SU(3) symmetry and its breaking effects in semileptonic heavy baryon decays

We employ the flavor SU(3) symmetry to analyze semileptonic decays of anti-triplet charmed baryons ($\Lambda^{+}_{c},\Xi_{c}^{+,0}$) and find that the experimental data on ${\cal B}(\Lambda_c\to\Lambda \ell^+\nu_{\ell})$ implies $\mathcal{B}(\Xi_c^0\to\Xi^-e^+\nu_{e})=(4.10\pm0.46)\%$ and $\mathcal{B}(\Xi_c^0\to\Xi^-\mu^+\nu_{\mu})= (3.98\pm0.57)\%$. When this prediction is confronted with recent experimental results from Belle collaboration $\mathcal{B}(\Xi_c^0\to\Xi^-e^+\nu_e)=1.31(04\pm07\pm38)\%$ and $\mathcal{B}(\Xi_c^0\to\Xi^-\mu^+\nu_{\mu})=1.27(06\pm10\pm 37)\%$, it is found that the SU(3) symmetry is severely broken.

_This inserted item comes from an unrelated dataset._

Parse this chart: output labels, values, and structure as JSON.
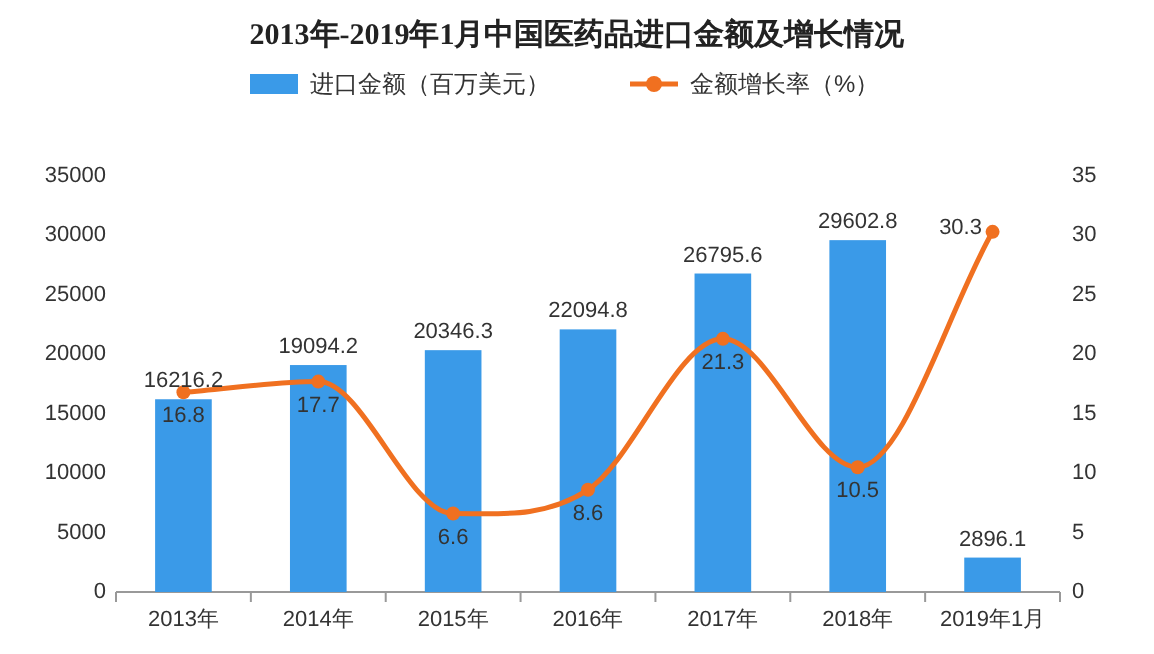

We then consider the generic SU(3) breaking effects in these decays and find that the data can be accommodated in different scenarios but the breaking effects are inevitably large. In some interesting scenarios, we also explore the testable implications in these scenarios which can be tested with more data become available. Similar analyses are carried out for semileptonic anti-triplet beauty baryon to octet baryons and anti-triplet charmed baryons. The validity of SU(3) for these decays can also be examined when data become available.
Comment: 11 pages, 2 figures and 7 tables